Me ha gustado tanto este libro (Alfaguara, 2016) que no sé muy bien por dónde empezar. Es un diamante, una valiosa joya engarzada por 43 relatos sin desperdicio, la mayoría de los que esta narradora norteamericana empieza a escribir a los 24 años y continúa a lo largo de su azarosa vida hasta su fallecimiento en 2004, a los 68 años.
El tesoro pasa inadvertido, como ocurre tantas veces, hasta la publicación póstuma de esta antología que supone un acontecimiento literario de primera magnitud, primero en Estados Unidos y de inmediato en Europa. Acompañada por la foto de una mujer de gran atractivo físico y por las circunstancias de una vida amorosa y profesional de película: se casó tres veces; divorciada y con cuatro hijos, se los llevó consigo de acá para allá por varios países y ciudades buscando la subsistencia y el ejercicio de su libertad e independencia; fue enfermera, profesora, recepcionista, telefonista de hospital, mujer de la limpieza, y en sus cuentos nos habla sin tapujos ni prejuicios de las razones de su adicción al alcohol y del infierno que padeció para lograr superarlo.

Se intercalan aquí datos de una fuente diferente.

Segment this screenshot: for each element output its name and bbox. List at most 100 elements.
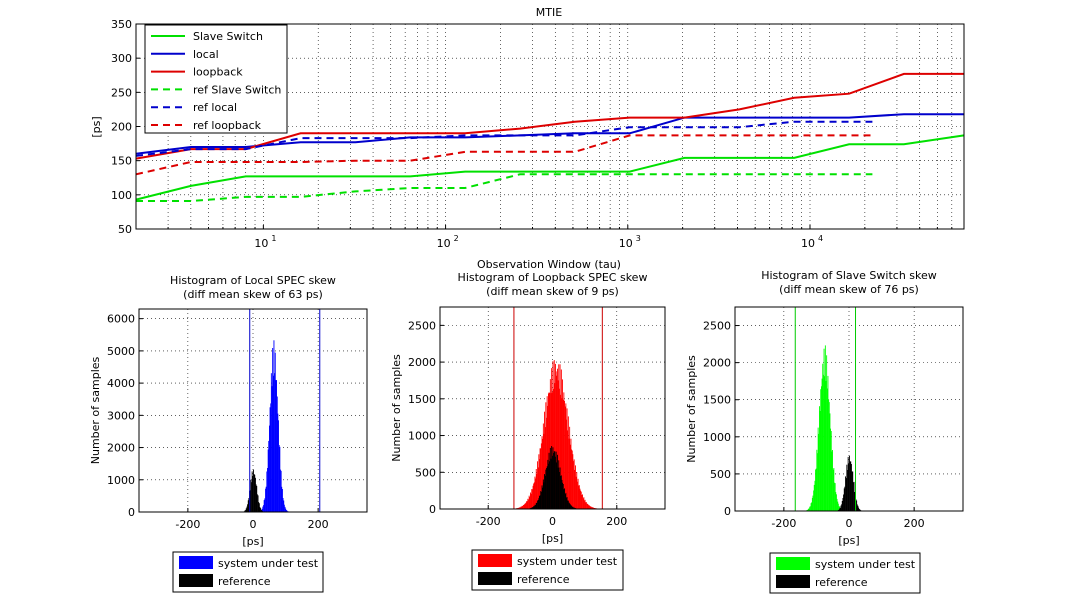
- histogram-bar: [853, 481, 855, 511]
- histogram-bar: [856, 504, 858, 511]
- histogram-xlabel: [ps]: [542, 532, 563, 545]
- histogram-bar: [543, 482, 545, 509]
- histogram-bar: [282, 498, 284, 512]
- histogram-bar: [558, 364, 560, 509]
- histogram-bar: [573, 507, 574, 509]
- histogram-bar: [267, 449, 269, 512]
- histogram-bar: [519, 507, 521, 509]
- histogram-ytick-label: 1500: [703, 394, 731, 407]
- histogram-bar: [563, 392, 565, 509]
- histogram-bar: [533, 506, 535, 509]
- histogram-bar: [807, 509, 809, 511]
- histogram-bar: [245, 509, 247, 512]
- histogram-bar: [827, 375, 829, 511]
- histogram-bar: [565, 403, 567, 509]
- histogram-bar: [539, 459, 540, 509]
- histogram-bar: [248, 498, 250, 512]
- histogram-bar: [545, 402, 547, 509]
- histogram-bar: [571, 449, 572, 509]
- histogram-bar: [258, 502, 260, 512]
- histogram-bar: [538, 454, 540, 509]
- histogram-bar: [570, 438, 572, 509]
- histogram-bar: [538, 498, 540, 509]
- histogram-bar: [572, 454, 574, 509]
- histogram-bar: [822, 363, 824, 511]
- histogram-bar: [553, 360, 555, 509]
- histogram-bar: [560, 394, 562, 509]
- histogram-ytick-label: 5000: [107, 345, 135, 358]
- histogram-bar: [808, 508, 810, 511]
- histogram-bar: [284, 506, 286, 512]
- mtie-legend: Slave Switch local loopback ref Slave Switc…: [144, 24, 288, 134]
- histogram-bar: [857, 505, 859, 511]
- histogram-bar: [558, 388, 560, 509]
- histogram-bar: [821, 386, 822, 511]
- histogram-bar: [537, 500, 538, 509]
- histogram-bar: [257, 495, 259, 512]
- histogram-bar: [265, 486, 267, 512]
- histogram-bar: [250, 479, 252, 512]
- histogram-bar: [253, 474, 255, 512]
- histogram-bar: [845, 478, 847, 511]
- histogram-bar: [840, 505, 842, 511]
- histogram-bar: [559, 364, 561, 509]
- histogram-bar: [549, 392, 551, 509]
- histogram-bar: [816, 449, 818, 511]
- mtie-ytick-label: 300: [111, 52, 132, 65]
- histogram-bar: [589, 505, 590, 509]
- histogram-bar: [530, 492, 531, 509]
- histogram-bar: [549, 447, 551, 509]
- histogram-bar: [583, 497, 585, 509]
- histogram-bar: [521, 506, 522, 509]
- histogram-bar: [813, 490, 815, 511]
- histogram-bar: [560, 369, 562, 509]
- histogram-bar: [270, 373, 272, 512]
- histogram-bar: [567, 500, 569, 509]
- histogram-bar: [565, 492, 567, 509]
- histogram-bar: [852, 482, 854, 511]
- histogram-bar: [536, 502, 538, 509]
- histogram-legend-swatch: [776, 557, 810, 570]
- histogram-bar: [520, 506, 522, 509]
- histogram-legend-swatch: [179, 556, 213, 569]
- histogram-bar: [548, 392, 550, 509]
- histogram-bar: [285, 508, 287, 512]
- histogram-ylabel: Number of samples: [390, 354, 403, 462]
- histogram-bar: [254, 474, 256, 512]
- histogram-bar: [584, 499, 586, 509]
- histogram-bar: [584, 500, 585, 509]
- histogram-bar: [531, 507, 533, 509]
- histogram-bar: [276, 396, 278, 512]
- histogram-bar: [564, 400, 565, 509]
- histogram-bar: [577, 478, 579, 509]
- histogram-bar: [837, 503, 839, 511]
- histogram-xtick-label: 200: [904, 517, 925, 530]
- histogram-bar: [571, 450, 573, 509]
- histogram-bar: [832, 469, 834, 511]
- histogram-bar: [817, 427, 819, 511]
- histogram-bar: [531, 489, 533, 509]
- histogram-bar: [834, 482, 835, 511]
- histogram-bar: [546, 417, 547, 509]
- histogram-bar: [536, 473, 538, 509]
- histogram-bar: [541, 436, 543, 509]
- mtie-series-line: [135, 134, 873, 176]
- histogram-bar: [573, 507, 575, 509]
- histogram-bar: [560, 476, 562, 509]
- histogram-bar: [549, 461, 551, 509]
- histogram-ytick-label: 0: [724, 505, 731, 518]
- histogram-bar: [558, 460, 560, 509]
- histogram-bar: [269, 425, 270, 512]
- histogram-bar: [262, 506, 264, 512]
- mtie-title: MTIE: [536, 6, 562, 19]
- histogram-legend-swatch: [478, 572, 512, 585]
- histogram-bar: [261, 510, 263, 512]
- histogram-bar: [533, 482, 535, 509]
- histogram-bar: [847, 456, 849, 511]
- histogram-bar: [847, 470, 848, 511]
- histogram-bar: [265, 488, 266, 512]
- histogram-bar: [558, 472, 560, 509]
- histogram-bar: [842, 498, 844, 511]
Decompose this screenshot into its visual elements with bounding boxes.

Es una escritora que casi te deja sin respiración, no se parece a ninguna otra. En lugar de pluma pareciera tener un bisturí en las manos: audaz y descarnada, pero sensible; violenta a veces y muy sexual, pero no escabrosa, profundiza en la realidad cotidiana hasta las simas del dolor y la derrota y se levanta de ellas con un suave humor negro y una sonrisa irónica. Domina como nadie la primera persona narrativa y el ritmo de la conversación, retrata con un fino pincel las reacciones y emociones femeninas y es maestra del sarcasmo, sin caer en la crueldad. Me conmueven sus evocaciones de la infancia, su sinceridad en la denuncia del abuso sexual de un abuelo, el recuerdo dolorido de la distancia con una madre alcohólica, el dibujo del dolor y la ternura ante la enfermedad mortal de una hermana. Jirones de su propia vida que se mezclan con la de los personajes.
Sus protagonistas son mujeres valientes que sobreviven como pueden, viven al límite de la catástrofe, a veces están muy desorientadas, pero salen adelante con audacia y, las más de las veces, con buen humor, como la misma Lucia Berlin. Porque estas “historias eléctricas” según las califica la escritora norteamericana Lydia Davis, autora del espléndido prólogo del libro, son retratos realistas de la sociedad norteamericana y tienen mucho de autoficción. “Una combinación única de drama, ternura y humor”, comparable a la maestría narrativa de Raymond Carver y al “realismo sucio” de Bukowski, historias terribles que ella consigue que resulten reconfortantes y hasta te hagan sonreír y ante las que se han rendido críticos y escritores del mundo entero, como José María Guelbenzu: “Creo que nunca he leído a una mujer más inteligente, sensible, tierna y valiente que Lucia Berlin.”
Lo he leído y disfrutado ya dos veces, la última con mis alumnas del Taller de Literatura de Quima, y seguro que volveré cualquier día a releer algunos de los relatos que me han resultado más impactantes. Entre ellos, puedo citar: “Mi jockey”, “Su primera desintoxicación” y “Mijito” que me parecen espectaculares y de una calidad muy fuera de lo normal. “Dolor fantasma”, “Macadán”, “Una aventura amorosa”, “Y llegó el sábado” y “Silencio”, estarán también entre los mejores cuentos que he leído.
Escribí en su momento muchas impresiones del Manual para mujeres de la limpieza. Las conservo medio ilegibles, arrugadas y borrosas, y es que, en una ocasión, cuando estaba leyendo en el baño, se me cayó el libro al bidé y se empapó de agua por completo, como si la esencia divertida del libro se hubiera colado de pronto en mi realidad.